Proposition 32’s Trojan Horse nature fits Hiltachk’s modus operandi—it’s a law masquerading as campaign finance reform that really serves as part of a national effort to gut unions and enhance the clout of the Republican Party. But this particular effort is far less precise than his previous campaigns. For instance, his decision to leave the term “corporation” undefined in the ballot language will clearly invite a host of lawsuits should the measure pass. Do LLCs count as corporations? How about non-profits?

Not to mention that Prop. 32’s proposed restrictions on union and corporate donations to individual candidates seem to conflict with the recent Supreme Court Citizens United ruling.

Hiltachk is no sloppy legal mind. One has to assume these conspicuous holes are intentional. Could it be that Prop. 32 was designed so that only a part of it could stand up to a constitutional challenge? Say, for instance, the one thing backers of Prop. 32 have historically been interested in—the end of union workers’ automatic payroll deductions?

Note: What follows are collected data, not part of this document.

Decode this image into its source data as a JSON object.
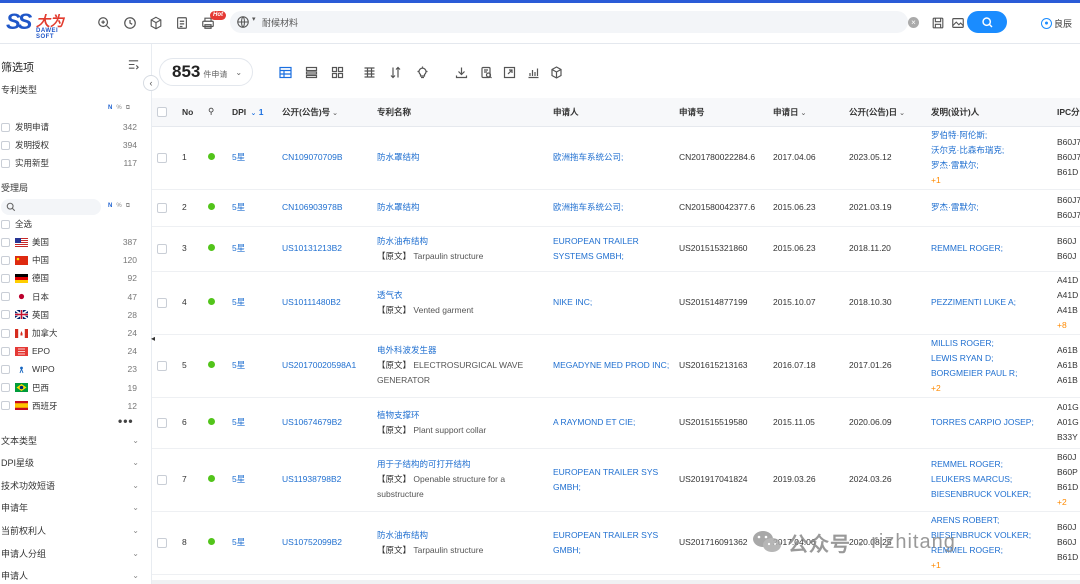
{
  "header": {
    "logo_cn": "大为",
    "logo_en": "DAWEI SOFT",
    "hot_badge": "Hot",
    "search_value": "耐候材料",
    "user_name": "良辰"
  },
  "sidebar": {
    "title": "筛选项",
    "patent_type": {
      "title": "专利类型",
      "tools": [
        "N",
        "%"
      ],
      "items": [
        {
          "label": "发明申请",
          "count": "342"
        },
        {
          "label": "发明授权",
          "count": "394"
        },
        {
          "label": "实用新型",
          "count": "117"
        }
      ]
    },
    "office": {
      "title": "受理局",
      "tools": [
        "N",
        "%"
      ],
      "search_placeholder": "",
      "select_all": "全选",
      "items": [
        {
          "label": "美国",
          "count": "387",
          "flag": "us"
        },
        {
          "label": "中国",
          "count": "120",
          "flag": "cn"
        },
        {
          "label": "德国",
          "count": "92",
          "flag": "de"
        },
        {
          "label": "日本",
          "count": "47",
          "flag": "jp"
        },
        {
          "label": "英国",
          "count": "28",
          "flag": "gb"
        },
        {
          "label": "加拿大",
          "count": "24",
          "flag": "ca"
        },
        {
          "label": "EPO",
          "count": "24",
          "flag": "epo"
        },
        {
          "label": "WIPO",
          "count": "23",
          "flag": "wipo"
        },
        {
          "label": "巴西",
          "count": "19",
          "flag": "br"
        },
        {
          "label": "西班牙",
          "count": "12",
          "flag": "es"
        }
      ],
      "more": "•••"
    },
    "groups": [
      "文本类型",
      "DPI星级",
      "技术功效短语",
      "申请年",
      "当前权利人",
      "申请人分组",
      "申请人"
    ]
  },
  "toolbar": {
    "count": "853",
    "count_unit": "件申请"
  },
  "table": {
    "headers": {
      "no": "No",
      "dpi": "DPI",
      "dpi_sort": "1",
      "pub_no": "公开(公告)号",
      "title": "专利名称",
      "applicant": "申请人",
      "app_no": "申请号",
      "app_date": "申请日",
      "pub_date": "公开(公告)日",
      "inventor": "发明(设计)人",
      "ipc": "IPC分"
    },
    "original_tag": "【原文】",
    "rows": [
      {
        "no": "1",
        "dpi": "5星",
        "pub_no": "CN109070709B",
        "title": "防水罩结构",
        "orig": "",
        "applicant": "欧洲拖车系统公司;",
        "app_no": "CN201780022284.6",
        "app_date": "2017.04.06",
        "pub_date": "2023.05.12",
        "inventors": [
          "罗伯特·阿伦斯;",
          "沃尔克·比森布瑞克;",
          "罗杰·雷默尔;"
        ],
        "inv_more": "+1",
        "ipc": [
          "B60J7",
          "B60J7",
          "B61D"
        ],
        "ipc_more": ""
      },
      {
        "no": "2",
        "dpi": "5星",
        "pub_no": "CN106903978B",
        "title": "防水罩结构",
        "orig": "",
        "applicant": "欧洲拖车系统公司;",
        "app_no": "CN201580042377.6",
        "app_date": "2015.06.23",
        "pub_date": "2021.03.19",
        "inventors": [
          "罗杰·雷默尔;"
        ],
        "inv_more": "",
        "ipc": [
          "B60J7",
          "B60J7"
        ],
        "ipc_more": ""
      },
      {
        "no": "3",
        "dpi": "5星",
        "pub_no": "US10131213B2",
        "title": "防水油布结构",
        "orig": "Tarpaulin structure",
        "applicant": "EUROPEAN TRAILER SYSTEMS GMBH;",
        "app_no": "US201515321860",
        "app_date": "2015.06.23",
        "pub_date": "2018.11.20",
        "inventors": [
          "REMMEL ROGER;"
        ],
        "inv_more": "",
        "ipc": [
          "B60J",
          "B60J"
        ],
        "ipc_more": ""
      },
      {
        "no": "4",
        "dpi": "5星",
        "pub_no": "US10111480B2",
        "title": "透气衣",
        "orig": "Vented garment",
        "applicant": "NIKE INC;",
        "app_no": "US201514877199",
        "app_date": "2015.10.07",
        "pub_date": "2018.10.30",
        "inventors": [
          "PEZZIMENTI LUKE A;"
        ],
        "inv_more": "",
        "ipc": [
          "A41D",
          "A41D",
          "A41B"
        ],
        "ipc_more": "+8"
      },
      {
        "no": "5",
        "dpi": "5星",
        "pub_no": "US20170020598A1",
        "title": "电外科波发生器",
        "orig": "ELECTROSURGICAL WAVE GENERATOR",
        "applicant": "MEGADYNE MED PROD INC;",
        "app_no": "US201615213163",
        "app_date": "2016.07.18",
        "pub_date": "2017.01.26",
        "inventors": [
          "MILLIS ROGER;",
          "LEWIS RYAN D;",
          "BORGMEIER PAUL R;"
        ],
        "inv_more": "+2",
        "ipc": [
          "A61B",
          "A61B",
          "A61B"
        ],
        "ipc_more": ""
      },
      {
        "no": "6",
        "dpi": "5星",
        "pub_no": "US10674679B2",
        "title": "植物支撑环",
        "orig": "Plant support collar",
        "applicant": "A RAYMOND ET CIE;",
        "app_no": "US201515519580",
        "app_date": "2015.11.05",
        "pub_date": "2020.06.09",
        "inventors": [
          "TORRES CARPIO JOSEP;"
        ],
        "inv_more": "",
        "ipc": [
          "A01G",
          "A01G",
          "B33Y"
        ],
        "ipc_more": ""
      },
      {
        "no": "7",
        "dpi": "5星",
        "pub_no": "US11938798B2",
        "title": "用于子结构的可打开结构",
        "orig": "Openable structure for a substructure",
        "applicant": "EUROPEAN TRAILER SYS GMBH;",
        "app_no": "US201917041824",
        "app_date": "2019.03.26",
        "pub_date": "2024.03.26",
        "inventors": [
          "REMMEL ROGER;",
          "LEUKERS MARCUS;",
          "BIESENBRUCK VOLKER;"
        ],
        "inv_more": "",
        "ipc": [
          "B60J",
          "B60P",
          "B61D"
        ],
        "ipc_more": "+2"
      },
      {
        "no": "8",
        "dpi": "5星",
        "pub_no": "US10752099B2",
        "title": "防水油布结构",
        "orig": "Tarpaulin structure",
        "applicant": "EUROPEAN TRAILER SYS GMBH;",
        "app_no": "US201716091362",
        "app_date": "2017.04.06",
        "pub_date": "2020.08.25",
        "inventors": [
          "ARENS ROBERT;",
          "BIESENBRUCK VOLKER;",
          "REMMEL ROGER;"
        ],
        "inv_more": "+1",
        "ipc": [
          "B60J",
          "B60J",
          "B61D"
        ],
        "ipc_more": ""
      }
    ]
  },
  "watermark": {
    "text_cn": "公众号 ·",
    "text_en": "rizhitang"
  },
  "colors": {
    "accent": "#1a8cff",
    "link": "#1f6fd0",
    "status_green": "#52c41a",
    "more_orange": "#ff8a00"
  }
}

“Prop. 32 has a separability clause,” says Alan Crowley, a labor lawyer with the legal firm Weinberg, Roger and Rosenfeld. “In theory, if a law is challenged, the parts that aren’t ruled illegal could go forward. Hypothetically that might be enforced.”

If this scenario unfolds, Prop. 32 will have the effect its backers no doubt intended—to give corporations and wealthy donors unchallenged control of state politics.